En outre, les échanges entre Michel Kafando, les ministres et leurs hôtes ont porté sur la sécurité régionale et frontalière, notamment les récentes menaces apparues au Mali qui a des frontières communes avec le Burkina Faso et la Côte d’ivoire. « Nous avons décidé de renforcer notre coopération en matière de renseignements. Déjà, nous avons déployé des forces de défense et de sécurité à nos frontières Nord pour éviter toute surprise. C’est une situation qui n’est pas seulement régionale mais mondiale et nous devons continuer d’être très vigilants », a confié Alassane Ouattara.

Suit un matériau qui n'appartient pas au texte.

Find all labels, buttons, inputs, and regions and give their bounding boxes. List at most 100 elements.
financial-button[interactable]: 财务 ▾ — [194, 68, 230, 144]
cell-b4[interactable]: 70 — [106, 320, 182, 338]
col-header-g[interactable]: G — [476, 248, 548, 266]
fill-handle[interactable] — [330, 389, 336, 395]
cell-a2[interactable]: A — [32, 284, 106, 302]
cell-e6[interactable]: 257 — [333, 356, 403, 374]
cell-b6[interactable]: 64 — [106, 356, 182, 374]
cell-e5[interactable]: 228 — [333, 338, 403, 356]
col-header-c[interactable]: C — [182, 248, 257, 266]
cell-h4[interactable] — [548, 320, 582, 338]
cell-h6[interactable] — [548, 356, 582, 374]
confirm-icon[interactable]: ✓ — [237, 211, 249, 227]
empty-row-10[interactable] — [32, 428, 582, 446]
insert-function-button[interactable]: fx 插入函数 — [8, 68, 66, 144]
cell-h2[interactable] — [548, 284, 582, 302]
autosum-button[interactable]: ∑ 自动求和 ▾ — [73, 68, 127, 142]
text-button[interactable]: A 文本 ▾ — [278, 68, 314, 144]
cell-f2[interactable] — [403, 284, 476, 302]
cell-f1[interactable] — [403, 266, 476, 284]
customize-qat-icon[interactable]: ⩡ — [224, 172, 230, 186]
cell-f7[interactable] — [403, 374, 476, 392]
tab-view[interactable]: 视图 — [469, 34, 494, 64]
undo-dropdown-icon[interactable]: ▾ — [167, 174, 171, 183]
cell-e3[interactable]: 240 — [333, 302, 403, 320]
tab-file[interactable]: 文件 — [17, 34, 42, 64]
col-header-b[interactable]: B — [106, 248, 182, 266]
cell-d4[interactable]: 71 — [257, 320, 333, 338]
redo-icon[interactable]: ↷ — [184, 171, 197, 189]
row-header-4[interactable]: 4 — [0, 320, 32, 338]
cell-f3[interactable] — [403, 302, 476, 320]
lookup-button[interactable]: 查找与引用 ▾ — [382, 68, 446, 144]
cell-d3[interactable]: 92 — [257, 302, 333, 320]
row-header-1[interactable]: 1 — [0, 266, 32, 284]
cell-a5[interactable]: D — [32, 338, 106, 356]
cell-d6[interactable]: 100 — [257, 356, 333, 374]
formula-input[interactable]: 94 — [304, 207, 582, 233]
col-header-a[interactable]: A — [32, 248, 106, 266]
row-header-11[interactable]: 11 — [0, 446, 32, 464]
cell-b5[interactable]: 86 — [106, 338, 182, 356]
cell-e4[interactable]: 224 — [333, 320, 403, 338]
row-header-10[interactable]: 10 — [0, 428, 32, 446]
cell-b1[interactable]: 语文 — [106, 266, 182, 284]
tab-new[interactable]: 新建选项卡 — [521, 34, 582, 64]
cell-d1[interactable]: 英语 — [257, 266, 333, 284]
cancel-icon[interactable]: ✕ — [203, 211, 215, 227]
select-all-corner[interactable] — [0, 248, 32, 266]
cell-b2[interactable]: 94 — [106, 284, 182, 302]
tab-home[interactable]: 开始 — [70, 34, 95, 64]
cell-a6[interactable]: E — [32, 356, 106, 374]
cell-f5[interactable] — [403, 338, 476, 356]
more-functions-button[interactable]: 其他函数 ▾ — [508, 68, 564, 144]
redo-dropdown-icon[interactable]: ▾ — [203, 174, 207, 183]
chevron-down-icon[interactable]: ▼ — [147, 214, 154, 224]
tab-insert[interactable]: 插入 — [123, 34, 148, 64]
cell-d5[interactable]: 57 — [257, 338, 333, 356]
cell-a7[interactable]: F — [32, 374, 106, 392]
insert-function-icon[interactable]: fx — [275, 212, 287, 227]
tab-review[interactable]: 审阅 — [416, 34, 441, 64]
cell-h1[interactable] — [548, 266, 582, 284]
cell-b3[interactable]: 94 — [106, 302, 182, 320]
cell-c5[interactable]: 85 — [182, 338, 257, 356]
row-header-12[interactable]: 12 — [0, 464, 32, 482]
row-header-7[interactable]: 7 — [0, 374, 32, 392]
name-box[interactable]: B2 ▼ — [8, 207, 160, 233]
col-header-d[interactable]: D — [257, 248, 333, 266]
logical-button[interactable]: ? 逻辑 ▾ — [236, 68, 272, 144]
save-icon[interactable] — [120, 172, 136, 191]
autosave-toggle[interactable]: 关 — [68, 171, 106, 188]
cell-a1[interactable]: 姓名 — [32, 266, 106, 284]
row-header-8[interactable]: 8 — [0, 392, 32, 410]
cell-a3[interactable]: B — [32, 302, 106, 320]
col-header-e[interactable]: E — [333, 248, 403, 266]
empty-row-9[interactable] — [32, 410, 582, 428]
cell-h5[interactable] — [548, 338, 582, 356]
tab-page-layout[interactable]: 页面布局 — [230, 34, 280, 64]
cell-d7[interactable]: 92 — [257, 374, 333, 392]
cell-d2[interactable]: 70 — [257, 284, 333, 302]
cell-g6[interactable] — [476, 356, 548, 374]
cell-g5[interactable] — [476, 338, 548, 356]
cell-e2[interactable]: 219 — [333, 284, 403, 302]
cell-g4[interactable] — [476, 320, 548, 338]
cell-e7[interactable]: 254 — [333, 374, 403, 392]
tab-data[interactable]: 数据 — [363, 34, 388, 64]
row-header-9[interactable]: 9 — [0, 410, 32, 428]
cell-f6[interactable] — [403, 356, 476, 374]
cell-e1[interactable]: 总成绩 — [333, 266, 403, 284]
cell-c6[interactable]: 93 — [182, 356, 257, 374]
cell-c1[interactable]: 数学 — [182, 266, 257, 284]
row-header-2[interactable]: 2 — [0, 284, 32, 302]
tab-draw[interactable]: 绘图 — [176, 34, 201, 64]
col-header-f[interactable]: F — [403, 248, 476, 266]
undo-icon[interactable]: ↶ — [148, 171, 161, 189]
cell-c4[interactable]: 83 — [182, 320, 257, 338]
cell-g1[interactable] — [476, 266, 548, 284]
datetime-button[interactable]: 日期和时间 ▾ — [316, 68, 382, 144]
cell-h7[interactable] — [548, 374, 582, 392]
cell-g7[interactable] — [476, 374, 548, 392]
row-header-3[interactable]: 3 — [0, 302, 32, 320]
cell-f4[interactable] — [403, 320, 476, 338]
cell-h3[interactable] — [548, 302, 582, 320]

Lors des échanges avec la presse, une seule question a cristallisé les journalistes.
« Est-ce que vous avez évoqué le cas Blaise Compaoré ? ». Et le président Alassane Ouattara de répondre : « ce n’est pas la première fois que le président Kafando et moi nous nous retrouvons. Nous avons de temps à autre évoqué la présence du président Blaise Compaoré en Côte d’Ivoire. Nous considérons qu’elle est tout à fait normale et qu’il n’y a pas lieu d’en faire un sujet… ». Un autre journaliste a voulu savoir si la Côte d’Ivoire acceptera d’extrader Blaise Compaoré si le Burkina en faisait la demande. Le président ivoirien préfère « ne pas rentrer dans ce débat ». Pour son homologue burkinabè, « ce n’est pas une question qui nous dérange tant, pour autant que de sa part (Compaoré), il n’y ait pas de velléité de déstabilisation ou certaines actions qui puissent nuire à la Transition ».

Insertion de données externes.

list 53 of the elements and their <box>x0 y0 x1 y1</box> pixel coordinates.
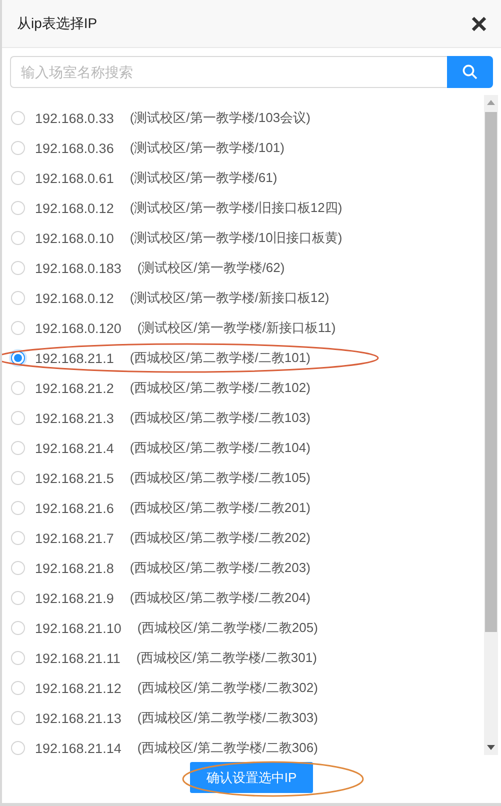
location-label: (测试校区/第一教学楼/旧接口板12四) <box>130 199 342 217</box>
location-label: (西城校区/第二教学楼/二教302) <box>137 679 318 697</box>
ip-address: 192.168.21.8 <box>35 560 114 576</box>
scroll-up-icon[interactable] <box>487 100 495 105</box>
search-field[interactable]: 输入场室名称搜索 <box>10 56 447 88</box>
ip-address: 192.168.0.10 <box>35 230 114 246</box>
search-button[interactable] <box>447 56 493 88</box>
location-label: (西城校区/第二教学楼/二教102) <box>130 379 310 397</box>
scrollbar[interactable] <box>484 95 498 755</box>
location-label: (西城校区/第二教学楼/二教104) <box>130 439 310 457</box>
ip-address: 192.168.0.120 <box>35 320 122 336</box>
location-label: (测试校区/第一教学楼/103会议) <box>130 109 310 127</box>
ip-address: 192.168.21.13 <box>35 710 122 726</box>
ip-address: 192.168.0.36 <box>35 140 114 156</box>
ip-address: 192.168.21.4 <box>35 440 114 456</box>
location-label: (测试校区/第一教学楼/新接口板11) <box>137 319 336 337</box>
location-label: (测试校区/第一教学楼/101) <box>130 139 284 157</box>
location-label: (西城校区/第二教学楼/二教306) <box>137 739 318 757</box>
location-label: (西城校区/第二教学楼/二教105) <box>130 469 310 487</box>
ip-address: 192.168.21.1 <box>35 350 114 366</box>
location-label: (西城校区/第二教学楼/二教204) <box>130 589 310 607</box>
search-icon <box>462 64 478 80</box>
ip-address: 192.168.21.2 <box>35 380 114 396</box>
location-label: (西城校区/第二教学楼/二教203) <box>130 559 310 577</box>
location-label: (测试校区/第一教学楼/10旧接口板黄) <box>130 229 342 247</box>
dialog-title: 从ip表选择IP <box>17 14 98 32</box>
close-icon[interactable] <box>471 16 487 32</box>
ip-address: 192.168.21.7 <box>35 530 114 546</box>
ip-address: 192.168.0.183 <box>35 260 122 276</box>
ip-address: 192.168.21.11 <box>35 650 120 666</box>
ip-address: 192.168.21.14 <box>35 740 122 756</box>
location-label: (西城校区/第二教学楼/二教303) <box>137 709 318 727</box>
location-label: (西城校区/第二教学楼/二教205) <box>137 619 318 637</box>
location-label: (西城校区/第二教学楼/二教301) <box>136 649 317 667</box>
ip-address: 192.168.0.33 <box>35 110 114 126</box>
location-label: (测试校区/第一教学楼/61) <box>130 169 278 187</box>
location-label: (测试校区/第一教学楼/新接口板12) <box>130 289 330 307</box>
location-label: (测试校区/第一教学楼/62) <box>137 259 285 277</box>
ip-address: 192.168.0.61 <box>35 170 114 186</box>
scroll-down-icon[interactable] <box>487 745 495 750</box>
ip-address: 192.168.21.10 <box>35 620 122 636</box>
location-label: (西城校区/第二教学楼/二教101) <box>130 349 310 367</box>
ip-address: 192.168.21.12 <box>35 680 122 696</box>
confirm-button[interactable]: 确认设置选中IP <box>190 762 313 793</box>
location-label: (西城校区/第二教学楼/二教103) <box>130 409 310 427</box>
ip-address: 192.168.21.9 <box>35 590 114 606</box>
ip-address: 192.168.21.5 <box>35 470 114 486</box>
ip-address: 192.168.21.6 <box>35 500 114 516</box>
location-label: (西城校区/第二教学楼/二教201) <box>130 499 310 517</box>
ip-address: 192.168.0.12 <box>35 200 114 216</box>
location-label: (西城校区/第二教学楼/二教202) <box>130 529 310 547</box>
ip-address: 192.168.21.3 <box>35 410 114 426</box>
ip-address: 192.168.0.12 <box>35 290 114 306</box>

A quelques distances du somptueux palais, dans le même quartier Plateau d’Abidjan, le président Michel Kafando est allé « inspecter» le chantier de construction de la maison du Burkina en Côte d’Ivoire et dire ses encouragements aux ouvriers, contremaîtres et ingénieurs sur le chantier. L’architecte, Wango Pierre Sawadogo, a montré dans les détails les différents éléments du plan de cet imposant immeuble qui comptera 17 étages et 3 niveaux inférieurs (au sous-sol), sur une superficie de 5886 m².

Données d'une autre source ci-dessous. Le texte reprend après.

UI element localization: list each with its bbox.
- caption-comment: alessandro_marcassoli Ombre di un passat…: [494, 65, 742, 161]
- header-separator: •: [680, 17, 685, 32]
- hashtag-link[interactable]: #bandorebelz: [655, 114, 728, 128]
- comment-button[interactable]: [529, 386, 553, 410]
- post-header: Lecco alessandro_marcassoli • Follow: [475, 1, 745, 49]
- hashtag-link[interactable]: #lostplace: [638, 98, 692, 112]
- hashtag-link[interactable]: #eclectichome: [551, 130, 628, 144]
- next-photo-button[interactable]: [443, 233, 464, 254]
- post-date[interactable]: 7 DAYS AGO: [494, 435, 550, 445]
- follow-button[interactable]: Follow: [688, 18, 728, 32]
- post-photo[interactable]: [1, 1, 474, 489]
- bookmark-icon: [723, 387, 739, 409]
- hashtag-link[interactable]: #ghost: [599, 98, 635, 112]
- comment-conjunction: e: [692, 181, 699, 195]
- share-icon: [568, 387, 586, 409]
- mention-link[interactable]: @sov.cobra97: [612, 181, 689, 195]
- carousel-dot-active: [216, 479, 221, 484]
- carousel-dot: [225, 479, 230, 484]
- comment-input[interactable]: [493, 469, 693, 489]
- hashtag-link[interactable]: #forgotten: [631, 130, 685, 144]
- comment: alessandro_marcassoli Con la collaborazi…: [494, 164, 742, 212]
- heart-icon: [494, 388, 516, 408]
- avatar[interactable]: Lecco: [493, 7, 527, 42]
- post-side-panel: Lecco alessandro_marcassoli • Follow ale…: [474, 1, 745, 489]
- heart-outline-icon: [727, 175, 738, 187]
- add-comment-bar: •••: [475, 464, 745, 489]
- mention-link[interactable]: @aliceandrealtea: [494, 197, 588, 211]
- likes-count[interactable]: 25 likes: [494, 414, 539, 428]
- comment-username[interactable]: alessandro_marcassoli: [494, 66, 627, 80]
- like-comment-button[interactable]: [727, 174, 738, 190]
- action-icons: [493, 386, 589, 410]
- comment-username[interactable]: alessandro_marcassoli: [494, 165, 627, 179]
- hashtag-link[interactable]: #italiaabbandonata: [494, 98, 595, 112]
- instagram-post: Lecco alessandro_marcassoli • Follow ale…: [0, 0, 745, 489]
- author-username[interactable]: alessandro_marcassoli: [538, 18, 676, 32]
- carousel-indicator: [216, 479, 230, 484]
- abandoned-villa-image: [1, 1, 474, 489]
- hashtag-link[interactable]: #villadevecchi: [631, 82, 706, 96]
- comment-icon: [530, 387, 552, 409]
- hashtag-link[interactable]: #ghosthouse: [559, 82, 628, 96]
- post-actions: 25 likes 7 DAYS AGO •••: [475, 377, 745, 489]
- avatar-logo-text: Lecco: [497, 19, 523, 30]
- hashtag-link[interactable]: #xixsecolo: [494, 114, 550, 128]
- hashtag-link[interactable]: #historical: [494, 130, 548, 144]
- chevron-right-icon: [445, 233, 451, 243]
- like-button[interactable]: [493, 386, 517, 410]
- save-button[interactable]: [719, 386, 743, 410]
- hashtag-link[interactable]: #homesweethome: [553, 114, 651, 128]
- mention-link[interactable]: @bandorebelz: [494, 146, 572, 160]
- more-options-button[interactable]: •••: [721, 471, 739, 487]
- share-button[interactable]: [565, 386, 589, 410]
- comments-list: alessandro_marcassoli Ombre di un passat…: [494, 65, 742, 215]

Fin 2016 pour livrer un joyau de 20 milliards de FCFA
Cette infrastructure d’un coût de 20 milliards de F CFA est financée par l’Etat burkinabè et par la diaspora pour environ 600 millions de F CFA. Elle comprendra l’ambassade, le Consulat général, la résidence de l’ambassadeur, une salle de conférence de 800 places, des boutiques, etc. Lancés en mars 2014, les travaux ont été confiés à l’entreprise turque Decotek et devront s’achever au mois de juillet 2016. Le chef de projet, Afsi Ramazan, a expliqué que les travaux se déroulent globalement bien, le sous-sol est achevé et les piliers de la tour sont en train d’émerger. A l’en croire, ce sont les tâches les plus importantes car l’essentiel d’une telle bâtisse repose sur les fondations.
« Nonobstant des difficultés comme les intempéries, nous œuvrons à livrer l’immeuble dans le temps », a précisé M. Ramazan. La délégation présidentielle a ensuite mis le cap sur l’immense centrale thermique d’Azito, située dans la commune de Youpougon. Après un entretien avec les autorités ivoiriennes du secteur de l’Energie, particulièrement le ministre Adama Tounkara et le directeur général de la centrale, Luc Ayé, l’hôte de marque a visité les différents compartiments de la centrale en service depuis 1999.
Selon les techniciens, la seule centrale Azito fournit 35% sur les 75% de l’électricité en Côte d’Ivoire. «Nous sommes impressionnés. Ce complexe qui renferme plusieurs composantes de haut de gamme est un fleuron en Afrique. Le Burkina Faso bénéfice beaucoup de la production de la centrale d’Azito », a confié le chef de l’Etat burkinabè. Pour lui, il est du devoir des Etats, notamment ceux de la Communauté économique des Etats de l’Afrique de l’Ouest (CEDEAO), d’élaborer une stratégie pour parvenir à une indépendance énergétique de la sous-région. Et, Azito peut constituer le point de départ de cette coopération.
Le samedi 1er août 2015, le chef de l’Etat burkinabè a échangé à bâtons rompus avec des représentants de la communauté burkinabè au sujet de la vie de la Nation et des conditions dans leur pays d’accueil. Au terme de son séjour « fraternel » au bord de la lagune ébriée, le président du Faso, Michel Kafando, a regagné Ouagadougou à bord d’un avion de la présidence ivoirienne.